Often, I ask this exact hypothetical in my workshops, and every time students agree that the situation isn’t that bad at all. Here’s my response: “Are you crazy?!”
And then I go on to explain how dire the predicament really is: the two characters are lost in the middle of the ocean with no means to navigate or call for help.
But here’s the problem. If we tell the above story in real life, it works, but movie life is different – it is always bigger, MUCH BIGGER.
So here’s the movie version of the hypothetical: two characters are stranded on a dingy in the middle of the Atlantic, no food supply, no water, no sunscreen, not enough clothing, water is leaking in through a hole in the dingy, a storm is brewing on the horizon, and… one character has just discovered that the other man is having an affair with his wife.

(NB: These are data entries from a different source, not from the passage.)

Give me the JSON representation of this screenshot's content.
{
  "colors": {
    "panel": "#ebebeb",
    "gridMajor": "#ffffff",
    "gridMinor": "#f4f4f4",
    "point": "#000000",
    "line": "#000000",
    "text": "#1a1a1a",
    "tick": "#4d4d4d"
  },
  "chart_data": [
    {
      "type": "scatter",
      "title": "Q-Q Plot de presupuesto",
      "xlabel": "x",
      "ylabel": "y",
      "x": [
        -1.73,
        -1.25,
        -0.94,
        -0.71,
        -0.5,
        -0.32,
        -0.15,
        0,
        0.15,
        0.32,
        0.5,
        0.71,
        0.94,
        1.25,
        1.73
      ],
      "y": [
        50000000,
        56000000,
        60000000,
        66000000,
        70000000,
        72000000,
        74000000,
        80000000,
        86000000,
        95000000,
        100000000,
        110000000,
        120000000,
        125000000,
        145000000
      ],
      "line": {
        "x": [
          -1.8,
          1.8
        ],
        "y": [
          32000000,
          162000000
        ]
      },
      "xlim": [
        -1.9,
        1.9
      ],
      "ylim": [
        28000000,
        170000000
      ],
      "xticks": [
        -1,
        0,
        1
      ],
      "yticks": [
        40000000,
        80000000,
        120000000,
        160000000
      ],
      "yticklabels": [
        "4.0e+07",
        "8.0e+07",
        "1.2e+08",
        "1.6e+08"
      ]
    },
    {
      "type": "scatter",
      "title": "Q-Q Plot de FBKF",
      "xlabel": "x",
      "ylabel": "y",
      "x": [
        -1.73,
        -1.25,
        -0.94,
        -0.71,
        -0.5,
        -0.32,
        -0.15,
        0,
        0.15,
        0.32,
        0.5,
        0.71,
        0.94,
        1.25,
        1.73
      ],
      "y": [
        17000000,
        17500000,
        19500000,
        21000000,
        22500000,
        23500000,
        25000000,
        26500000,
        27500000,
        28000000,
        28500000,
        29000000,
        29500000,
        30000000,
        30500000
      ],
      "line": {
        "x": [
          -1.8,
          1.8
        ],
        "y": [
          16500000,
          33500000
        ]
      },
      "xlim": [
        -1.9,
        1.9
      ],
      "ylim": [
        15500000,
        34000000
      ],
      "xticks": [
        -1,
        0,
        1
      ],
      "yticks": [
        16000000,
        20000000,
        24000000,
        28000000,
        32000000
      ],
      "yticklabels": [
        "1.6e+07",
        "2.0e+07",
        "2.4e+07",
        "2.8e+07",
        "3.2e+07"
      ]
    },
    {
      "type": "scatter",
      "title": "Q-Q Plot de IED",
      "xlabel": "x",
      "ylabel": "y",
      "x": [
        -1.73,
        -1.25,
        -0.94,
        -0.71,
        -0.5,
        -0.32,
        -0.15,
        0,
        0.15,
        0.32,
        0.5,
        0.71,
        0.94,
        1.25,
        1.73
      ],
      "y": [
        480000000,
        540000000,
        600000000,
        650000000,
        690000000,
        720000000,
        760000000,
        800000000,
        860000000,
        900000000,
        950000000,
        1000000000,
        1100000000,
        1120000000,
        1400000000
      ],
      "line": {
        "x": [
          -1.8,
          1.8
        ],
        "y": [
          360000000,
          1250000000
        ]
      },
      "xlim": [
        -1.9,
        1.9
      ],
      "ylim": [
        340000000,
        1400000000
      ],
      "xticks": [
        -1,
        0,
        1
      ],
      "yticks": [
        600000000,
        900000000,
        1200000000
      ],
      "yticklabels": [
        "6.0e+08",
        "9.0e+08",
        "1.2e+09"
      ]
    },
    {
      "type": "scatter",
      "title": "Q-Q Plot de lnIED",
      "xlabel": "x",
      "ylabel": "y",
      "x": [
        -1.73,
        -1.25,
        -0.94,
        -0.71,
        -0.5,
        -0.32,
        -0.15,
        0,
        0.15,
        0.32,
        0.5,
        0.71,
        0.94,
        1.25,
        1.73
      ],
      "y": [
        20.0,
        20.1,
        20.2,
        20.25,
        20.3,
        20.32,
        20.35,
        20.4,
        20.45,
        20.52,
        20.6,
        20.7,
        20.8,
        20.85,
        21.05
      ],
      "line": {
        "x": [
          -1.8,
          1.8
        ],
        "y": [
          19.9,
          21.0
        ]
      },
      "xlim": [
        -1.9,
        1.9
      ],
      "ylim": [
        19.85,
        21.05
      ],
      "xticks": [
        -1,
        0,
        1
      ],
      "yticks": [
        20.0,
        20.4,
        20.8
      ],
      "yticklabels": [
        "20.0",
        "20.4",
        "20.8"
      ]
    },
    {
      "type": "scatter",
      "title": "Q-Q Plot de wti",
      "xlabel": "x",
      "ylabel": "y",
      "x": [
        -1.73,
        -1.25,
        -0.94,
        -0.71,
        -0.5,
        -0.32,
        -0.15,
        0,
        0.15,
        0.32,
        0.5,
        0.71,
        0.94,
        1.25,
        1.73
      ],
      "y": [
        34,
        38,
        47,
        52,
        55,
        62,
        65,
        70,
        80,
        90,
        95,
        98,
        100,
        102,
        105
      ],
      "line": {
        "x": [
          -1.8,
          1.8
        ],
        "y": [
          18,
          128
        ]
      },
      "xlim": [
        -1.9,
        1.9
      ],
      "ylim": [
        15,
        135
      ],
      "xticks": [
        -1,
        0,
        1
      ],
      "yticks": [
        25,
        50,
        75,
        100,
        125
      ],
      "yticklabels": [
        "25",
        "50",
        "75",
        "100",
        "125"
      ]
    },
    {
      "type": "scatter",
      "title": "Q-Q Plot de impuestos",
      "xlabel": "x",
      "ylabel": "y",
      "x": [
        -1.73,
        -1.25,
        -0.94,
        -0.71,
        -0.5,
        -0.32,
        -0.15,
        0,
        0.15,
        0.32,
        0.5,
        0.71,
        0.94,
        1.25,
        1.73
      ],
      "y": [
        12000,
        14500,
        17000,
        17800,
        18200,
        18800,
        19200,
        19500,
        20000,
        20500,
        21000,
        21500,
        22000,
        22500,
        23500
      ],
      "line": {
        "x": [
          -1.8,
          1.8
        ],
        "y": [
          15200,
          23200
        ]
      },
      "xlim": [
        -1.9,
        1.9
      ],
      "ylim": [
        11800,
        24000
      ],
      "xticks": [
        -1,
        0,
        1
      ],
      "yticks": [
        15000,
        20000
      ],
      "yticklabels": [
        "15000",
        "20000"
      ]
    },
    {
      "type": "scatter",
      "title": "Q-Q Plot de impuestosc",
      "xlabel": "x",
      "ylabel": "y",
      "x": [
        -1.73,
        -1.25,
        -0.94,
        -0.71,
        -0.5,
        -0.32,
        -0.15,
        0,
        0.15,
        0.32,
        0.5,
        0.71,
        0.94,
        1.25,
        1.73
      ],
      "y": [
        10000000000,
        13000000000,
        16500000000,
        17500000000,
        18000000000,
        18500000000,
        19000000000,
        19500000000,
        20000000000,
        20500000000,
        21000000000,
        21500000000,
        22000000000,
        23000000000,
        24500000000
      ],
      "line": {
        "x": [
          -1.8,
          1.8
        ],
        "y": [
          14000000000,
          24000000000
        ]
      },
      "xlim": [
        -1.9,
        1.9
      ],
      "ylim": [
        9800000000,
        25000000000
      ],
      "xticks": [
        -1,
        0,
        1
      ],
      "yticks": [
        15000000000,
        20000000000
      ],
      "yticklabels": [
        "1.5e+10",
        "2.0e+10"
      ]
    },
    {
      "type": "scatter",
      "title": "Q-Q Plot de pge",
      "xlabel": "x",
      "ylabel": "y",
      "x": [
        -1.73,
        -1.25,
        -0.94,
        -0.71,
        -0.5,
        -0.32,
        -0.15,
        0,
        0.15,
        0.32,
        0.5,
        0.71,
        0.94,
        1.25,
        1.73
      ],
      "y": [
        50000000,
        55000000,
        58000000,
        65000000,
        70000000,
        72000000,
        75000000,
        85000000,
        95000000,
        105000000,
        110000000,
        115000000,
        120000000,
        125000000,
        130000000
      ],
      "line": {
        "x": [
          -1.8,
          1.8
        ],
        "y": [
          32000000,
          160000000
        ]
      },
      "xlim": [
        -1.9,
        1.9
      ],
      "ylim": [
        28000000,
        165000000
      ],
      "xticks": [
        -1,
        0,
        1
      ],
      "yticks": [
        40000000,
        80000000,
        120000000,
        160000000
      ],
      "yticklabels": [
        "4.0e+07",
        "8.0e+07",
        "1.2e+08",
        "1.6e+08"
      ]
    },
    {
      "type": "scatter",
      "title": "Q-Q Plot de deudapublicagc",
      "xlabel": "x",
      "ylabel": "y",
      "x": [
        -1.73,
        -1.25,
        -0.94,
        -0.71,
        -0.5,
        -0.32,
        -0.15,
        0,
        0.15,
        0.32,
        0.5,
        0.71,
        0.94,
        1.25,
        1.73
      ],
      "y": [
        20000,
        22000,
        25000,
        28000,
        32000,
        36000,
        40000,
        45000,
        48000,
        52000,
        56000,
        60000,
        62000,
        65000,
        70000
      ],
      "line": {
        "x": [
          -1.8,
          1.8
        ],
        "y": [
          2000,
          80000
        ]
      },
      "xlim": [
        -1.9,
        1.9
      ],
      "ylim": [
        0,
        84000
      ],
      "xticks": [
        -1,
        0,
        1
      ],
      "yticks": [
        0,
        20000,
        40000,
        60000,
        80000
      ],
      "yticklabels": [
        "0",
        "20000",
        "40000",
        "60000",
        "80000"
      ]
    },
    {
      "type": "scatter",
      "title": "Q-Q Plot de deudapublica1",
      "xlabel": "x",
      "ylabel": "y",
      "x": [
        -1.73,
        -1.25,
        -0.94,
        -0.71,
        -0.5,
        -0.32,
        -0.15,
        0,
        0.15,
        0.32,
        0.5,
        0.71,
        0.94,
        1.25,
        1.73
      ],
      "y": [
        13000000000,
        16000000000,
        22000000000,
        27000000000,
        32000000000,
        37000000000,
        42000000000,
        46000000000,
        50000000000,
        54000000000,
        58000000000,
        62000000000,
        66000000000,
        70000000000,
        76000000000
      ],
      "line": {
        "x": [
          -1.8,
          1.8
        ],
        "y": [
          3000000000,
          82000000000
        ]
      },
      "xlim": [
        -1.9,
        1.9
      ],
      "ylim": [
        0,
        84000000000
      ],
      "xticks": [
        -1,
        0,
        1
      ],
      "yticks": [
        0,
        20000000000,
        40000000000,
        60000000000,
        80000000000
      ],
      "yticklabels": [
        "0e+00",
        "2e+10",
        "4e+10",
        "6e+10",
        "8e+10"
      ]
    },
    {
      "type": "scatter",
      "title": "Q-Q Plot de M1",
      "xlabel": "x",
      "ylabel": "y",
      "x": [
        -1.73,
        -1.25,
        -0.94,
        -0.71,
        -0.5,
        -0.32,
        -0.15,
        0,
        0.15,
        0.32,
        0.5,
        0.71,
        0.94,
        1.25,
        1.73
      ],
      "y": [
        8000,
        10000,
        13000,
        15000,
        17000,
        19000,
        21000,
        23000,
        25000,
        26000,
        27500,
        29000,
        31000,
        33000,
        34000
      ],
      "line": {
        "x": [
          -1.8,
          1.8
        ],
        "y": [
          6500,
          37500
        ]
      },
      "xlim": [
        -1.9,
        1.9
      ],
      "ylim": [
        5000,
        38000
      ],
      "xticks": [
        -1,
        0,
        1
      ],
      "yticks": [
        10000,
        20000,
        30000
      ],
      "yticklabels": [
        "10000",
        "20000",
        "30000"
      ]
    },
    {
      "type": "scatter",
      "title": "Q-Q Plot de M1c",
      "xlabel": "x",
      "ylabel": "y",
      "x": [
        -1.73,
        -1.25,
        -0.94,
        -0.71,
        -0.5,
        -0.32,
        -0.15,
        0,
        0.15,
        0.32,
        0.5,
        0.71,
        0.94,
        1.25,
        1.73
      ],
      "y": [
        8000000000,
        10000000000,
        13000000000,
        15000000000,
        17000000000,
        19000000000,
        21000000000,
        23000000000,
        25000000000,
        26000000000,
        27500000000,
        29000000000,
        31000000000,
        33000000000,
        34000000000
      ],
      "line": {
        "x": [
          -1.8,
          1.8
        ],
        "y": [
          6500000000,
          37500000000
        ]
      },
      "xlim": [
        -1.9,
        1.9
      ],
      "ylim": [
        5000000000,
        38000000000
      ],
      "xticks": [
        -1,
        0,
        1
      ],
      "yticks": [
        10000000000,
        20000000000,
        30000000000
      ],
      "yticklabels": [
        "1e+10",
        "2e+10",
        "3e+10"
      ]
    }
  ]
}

The stakes are huge – both physical and emotional. Conflict is moviemaking, and when you’re writing a movie, you always have to go larger, bigger, give us the most amazing journey possible, because when you do this, it will hit your audience with much more staying power.
You want to SQUEEZE your characters, constantly making it harder on them. If you do not, your script is just too damn easy for everyone involved – too nice – which makes it hard for the audience to care about the characters and their situation. And if the audience stops caring, you have just handed a death sentence to your screenplay. This is why you must raise the stakes: crank it up!